Türkiye Yüzyılı Maarif Modeli`ni eleştiren Köroğlu, sözlerini şöyle sürdürdü:
"Mücadele kavramını özellikle kullanıyorum. Ne yazık ki her alanda mücadeleye devam etmemiz gerekiyor. Bakıyorsunuz Cumhuriyet kazanımları, laiklikle ilgili, halen bir eğitim müfredatı tartışmasının içine çekiliyoruz. Eğitim müfredatının bu kadar ülkenin bir talim terbiye kurulu gibi müfredatla ilgili çocukların geleceğiyle ilgili bu kadar gerçekten dini içerikli bir müfredat ve eğitime doğru yol alması bizi endişelendiriyor. Bu konuda artık gerçekten bütün sivil toplum kuruluşları, barolar örgütlenerek daha geniş bir hat oluşturarak bir mücadele sergileyeceğiz.
Bu ülkede her şeyi önce bir test etmeye çalışıyorlar. Önce gündeme atarak, belki arka planda başka şeyler yapıyorlar. Şu anda o yüzden direkt uygulamaya geçmiş bir şey yok ama biz geçtiğimiz iki senede ÇEDES uygulamaları, lise ve ilkokullarda imam hatip kökenli kişilerin gelip dini eğitimler verecek olması gibi şeyler yaşadık.

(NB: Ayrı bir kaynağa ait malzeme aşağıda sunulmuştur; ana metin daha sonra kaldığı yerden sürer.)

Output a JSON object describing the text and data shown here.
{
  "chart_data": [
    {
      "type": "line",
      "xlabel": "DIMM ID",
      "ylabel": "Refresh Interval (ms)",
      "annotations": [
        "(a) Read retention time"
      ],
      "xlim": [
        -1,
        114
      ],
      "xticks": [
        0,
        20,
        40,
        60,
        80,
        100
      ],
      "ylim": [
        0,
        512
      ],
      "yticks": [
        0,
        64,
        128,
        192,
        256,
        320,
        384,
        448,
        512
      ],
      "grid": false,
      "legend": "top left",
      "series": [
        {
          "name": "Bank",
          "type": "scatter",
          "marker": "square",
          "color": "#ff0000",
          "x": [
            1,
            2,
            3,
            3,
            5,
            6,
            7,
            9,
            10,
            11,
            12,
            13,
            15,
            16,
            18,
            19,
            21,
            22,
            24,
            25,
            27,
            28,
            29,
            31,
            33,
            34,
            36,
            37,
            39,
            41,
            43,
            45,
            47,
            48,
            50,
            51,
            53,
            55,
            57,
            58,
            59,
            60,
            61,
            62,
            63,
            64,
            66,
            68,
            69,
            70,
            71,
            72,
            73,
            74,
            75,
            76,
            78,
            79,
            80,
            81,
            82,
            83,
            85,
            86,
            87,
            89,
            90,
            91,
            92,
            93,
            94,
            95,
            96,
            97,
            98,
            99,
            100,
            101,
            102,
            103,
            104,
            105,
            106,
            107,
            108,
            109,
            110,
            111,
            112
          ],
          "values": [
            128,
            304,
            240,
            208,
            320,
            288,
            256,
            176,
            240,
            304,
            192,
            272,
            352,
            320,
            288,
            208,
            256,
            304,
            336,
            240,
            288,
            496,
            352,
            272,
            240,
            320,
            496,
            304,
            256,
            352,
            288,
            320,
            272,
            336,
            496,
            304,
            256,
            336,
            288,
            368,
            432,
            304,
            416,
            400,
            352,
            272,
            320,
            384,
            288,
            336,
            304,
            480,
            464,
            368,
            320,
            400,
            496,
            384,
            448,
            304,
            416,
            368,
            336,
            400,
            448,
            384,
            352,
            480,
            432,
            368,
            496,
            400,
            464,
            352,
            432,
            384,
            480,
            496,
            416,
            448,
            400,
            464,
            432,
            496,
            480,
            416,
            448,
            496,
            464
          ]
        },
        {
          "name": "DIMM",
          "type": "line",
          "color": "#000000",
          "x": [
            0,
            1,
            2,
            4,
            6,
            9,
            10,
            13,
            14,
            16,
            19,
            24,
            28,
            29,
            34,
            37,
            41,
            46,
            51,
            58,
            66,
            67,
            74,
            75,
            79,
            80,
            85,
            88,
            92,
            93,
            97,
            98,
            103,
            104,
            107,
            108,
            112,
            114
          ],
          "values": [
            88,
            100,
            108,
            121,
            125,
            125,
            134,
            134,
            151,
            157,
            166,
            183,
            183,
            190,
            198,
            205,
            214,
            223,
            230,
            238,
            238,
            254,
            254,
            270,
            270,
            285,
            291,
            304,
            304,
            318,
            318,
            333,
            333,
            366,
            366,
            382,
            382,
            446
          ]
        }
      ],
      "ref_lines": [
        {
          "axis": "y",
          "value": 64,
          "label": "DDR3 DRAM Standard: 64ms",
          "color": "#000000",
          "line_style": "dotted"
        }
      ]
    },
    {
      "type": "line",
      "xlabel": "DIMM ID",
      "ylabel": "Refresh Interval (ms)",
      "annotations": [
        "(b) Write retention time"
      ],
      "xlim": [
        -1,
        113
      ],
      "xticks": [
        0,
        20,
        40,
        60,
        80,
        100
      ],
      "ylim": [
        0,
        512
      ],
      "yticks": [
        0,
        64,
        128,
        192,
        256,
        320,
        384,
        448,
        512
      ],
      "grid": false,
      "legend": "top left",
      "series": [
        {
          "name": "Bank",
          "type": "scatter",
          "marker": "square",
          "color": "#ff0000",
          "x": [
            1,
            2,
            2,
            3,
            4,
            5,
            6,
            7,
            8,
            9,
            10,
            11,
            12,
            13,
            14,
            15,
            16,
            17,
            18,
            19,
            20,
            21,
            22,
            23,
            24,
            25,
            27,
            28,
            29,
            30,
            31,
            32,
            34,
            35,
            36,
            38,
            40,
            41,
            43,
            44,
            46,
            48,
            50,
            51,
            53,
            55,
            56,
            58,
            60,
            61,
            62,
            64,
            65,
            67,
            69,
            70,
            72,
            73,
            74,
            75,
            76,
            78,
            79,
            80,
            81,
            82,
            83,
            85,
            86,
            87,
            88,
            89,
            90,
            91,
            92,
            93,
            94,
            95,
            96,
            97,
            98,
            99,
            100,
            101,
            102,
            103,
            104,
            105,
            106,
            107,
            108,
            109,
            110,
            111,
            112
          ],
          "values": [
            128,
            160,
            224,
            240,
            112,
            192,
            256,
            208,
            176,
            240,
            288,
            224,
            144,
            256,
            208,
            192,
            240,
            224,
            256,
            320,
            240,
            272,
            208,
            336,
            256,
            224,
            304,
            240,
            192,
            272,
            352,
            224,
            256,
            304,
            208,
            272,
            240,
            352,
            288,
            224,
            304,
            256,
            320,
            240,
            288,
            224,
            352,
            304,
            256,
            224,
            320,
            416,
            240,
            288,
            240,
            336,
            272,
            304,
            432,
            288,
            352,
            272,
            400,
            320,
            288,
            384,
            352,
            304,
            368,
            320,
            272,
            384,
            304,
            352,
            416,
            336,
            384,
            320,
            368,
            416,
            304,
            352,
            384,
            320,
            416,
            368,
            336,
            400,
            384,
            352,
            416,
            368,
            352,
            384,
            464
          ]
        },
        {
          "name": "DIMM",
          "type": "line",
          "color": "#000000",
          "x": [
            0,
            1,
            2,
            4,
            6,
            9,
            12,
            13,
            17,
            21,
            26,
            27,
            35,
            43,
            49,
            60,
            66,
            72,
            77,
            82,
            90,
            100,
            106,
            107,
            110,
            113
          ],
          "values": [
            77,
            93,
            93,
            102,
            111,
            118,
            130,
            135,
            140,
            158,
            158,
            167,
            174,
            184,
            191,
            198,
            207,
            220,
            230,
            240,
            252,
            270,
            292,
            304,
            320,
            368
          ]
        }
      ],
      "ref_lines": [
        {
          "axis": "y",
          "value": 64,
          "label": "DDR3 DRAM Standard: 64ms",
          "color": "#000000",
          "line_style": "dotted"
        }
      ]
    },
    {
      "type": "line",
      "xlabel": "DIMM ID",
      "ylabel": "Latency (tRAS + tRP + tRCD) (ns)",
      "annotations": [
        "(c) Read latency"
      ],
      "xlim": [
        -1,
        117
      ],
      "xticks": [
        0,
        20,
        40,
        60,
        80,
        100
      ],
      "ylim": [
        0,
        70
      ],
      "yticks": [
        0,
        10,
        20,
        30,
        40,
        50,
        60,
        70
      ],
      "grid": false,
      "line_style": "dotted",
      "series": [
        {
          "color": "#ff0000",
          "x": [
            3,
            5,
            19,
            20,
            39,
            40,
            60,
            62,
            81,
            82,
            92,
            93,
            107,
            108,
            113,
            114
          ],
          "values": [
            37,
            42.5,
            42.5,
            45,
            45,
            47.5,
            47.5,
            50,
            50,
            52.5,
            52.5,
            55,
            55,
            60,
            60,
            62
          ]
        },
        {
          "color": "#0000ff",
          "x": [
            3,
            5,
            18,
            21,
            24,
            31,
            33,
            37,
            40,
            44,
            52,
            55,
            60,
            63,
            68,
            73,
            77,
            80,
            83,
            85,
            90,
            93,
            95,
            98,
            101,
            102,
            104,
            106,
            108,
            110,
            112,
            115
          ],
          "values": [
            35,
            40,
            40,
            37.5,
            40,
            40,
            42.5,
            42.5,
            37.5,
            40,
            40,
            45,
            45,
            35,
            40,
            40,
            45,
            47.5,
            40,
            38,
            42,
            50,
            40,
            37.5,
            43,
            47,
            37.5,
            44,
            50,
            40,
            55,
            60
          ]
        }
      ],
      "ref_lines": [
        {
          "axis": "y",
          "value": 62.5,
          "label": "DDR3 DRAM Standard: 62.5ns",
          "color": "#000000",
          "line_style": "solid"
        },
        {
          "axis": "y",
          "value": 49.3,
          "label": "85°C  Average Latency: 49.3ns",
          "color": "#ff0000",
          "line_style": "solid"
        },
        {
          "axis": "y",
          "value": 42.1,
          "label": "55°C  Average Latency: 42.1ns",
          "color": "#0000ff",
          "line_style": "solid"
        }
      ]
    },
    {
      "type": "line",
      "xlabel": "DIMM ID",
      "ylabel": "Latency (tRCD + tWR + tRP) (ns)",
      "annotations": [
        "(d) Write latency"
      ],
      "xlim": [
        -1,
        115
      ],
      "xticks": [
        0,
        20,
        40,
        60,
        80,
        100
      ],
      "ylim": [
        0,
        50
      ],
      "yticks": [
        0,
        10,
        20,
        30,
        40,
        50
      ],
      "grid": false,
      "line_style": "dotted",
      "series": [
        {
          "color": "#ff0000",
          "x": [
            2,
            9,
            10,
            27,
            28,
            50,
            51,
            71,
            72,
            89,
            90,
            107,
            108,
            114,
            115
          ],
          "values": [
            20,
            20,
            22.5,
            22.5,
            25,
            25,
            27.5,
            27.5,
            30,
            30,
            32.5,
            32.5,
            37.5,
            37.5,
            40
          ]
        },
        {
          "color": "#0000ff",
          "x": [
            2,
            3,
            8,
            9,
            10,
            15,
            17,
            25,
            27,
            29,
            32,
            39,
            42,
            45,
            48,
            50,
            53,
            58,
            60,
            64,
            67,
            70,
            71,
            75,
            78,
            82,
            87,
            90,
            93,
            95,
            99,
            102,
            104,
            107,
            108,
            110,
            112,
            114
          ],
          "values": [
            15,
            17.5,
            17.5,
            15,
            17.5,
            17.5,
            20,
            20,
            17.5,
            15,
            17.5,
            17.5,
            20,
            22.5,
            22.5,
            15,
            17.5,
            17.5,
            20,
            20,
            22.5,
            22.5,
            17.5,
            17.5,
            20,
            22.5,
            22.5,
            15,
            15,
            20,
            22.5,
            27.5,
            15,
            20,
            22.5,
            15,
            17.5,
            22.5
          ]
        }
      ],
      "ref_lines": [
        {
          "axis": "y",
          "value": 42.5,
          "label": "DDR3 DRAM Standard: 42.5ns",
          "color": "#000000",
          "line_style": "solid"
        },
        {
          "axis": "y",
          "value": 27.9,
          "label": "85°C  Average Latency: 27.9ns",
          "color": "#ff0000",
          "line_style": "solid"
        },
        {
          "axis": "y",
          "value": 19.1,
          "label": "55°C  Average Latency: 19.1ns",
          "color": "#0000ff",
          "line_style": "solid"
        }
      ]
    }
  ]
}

Biz artık bunlardan vazgeçilmesini istiyoruz. Yani bu ülke ne yazık ki bunun acısın yüz yıllık bir süreçte geldiğimiz noktada en son işte 15 Temmuz darbe sürecinde yaşadı. Yani cemaatlere, topluluklara, örgütlere, dergahlara ve tekkelere artık bir son verilmesi lazım.
Hele eğitim denilen şeyin bundan çok daha uzak tutulması lazım. Bugün daha çok çocuğun, kadının eğitime ulaşmasını sağlamamız lazımken ne yazık ki eğitim platformlarıyla biz Ankara Barosu yakın zamanda çocukların daha okuldayken özellikle de yiyecek ihtiyaçlarına ulaşması için bir platform oluşturmaya çalışıyoruz. Niye? Çünkü iliklerimize kadar hissettiğimiz derin bir yoksulluğun içindeyiz. Yoksulluk ve şimdi yoksunluk. Buna son vermemiz lazım. O yüzden çocuklarımızı iyi yetiştirmemiz lazım. Çocuklarımızı çağdaş, modern, bilimin ışığında yetiştirmemiz lazım. Ne zaman ki bilimden uzaklaşırsınız, o zaman sonunuz her zaman bu ülkenin zaman zaman yaşadığı gibi işte karanlıklar, kendi kişisel hesapları, ihtirasları, gücü ele geçirmek, hatta devleti ele geçirmek olan cemaat tipi yapılanmaların üzerinde cirit attığı bir ülkeye döner."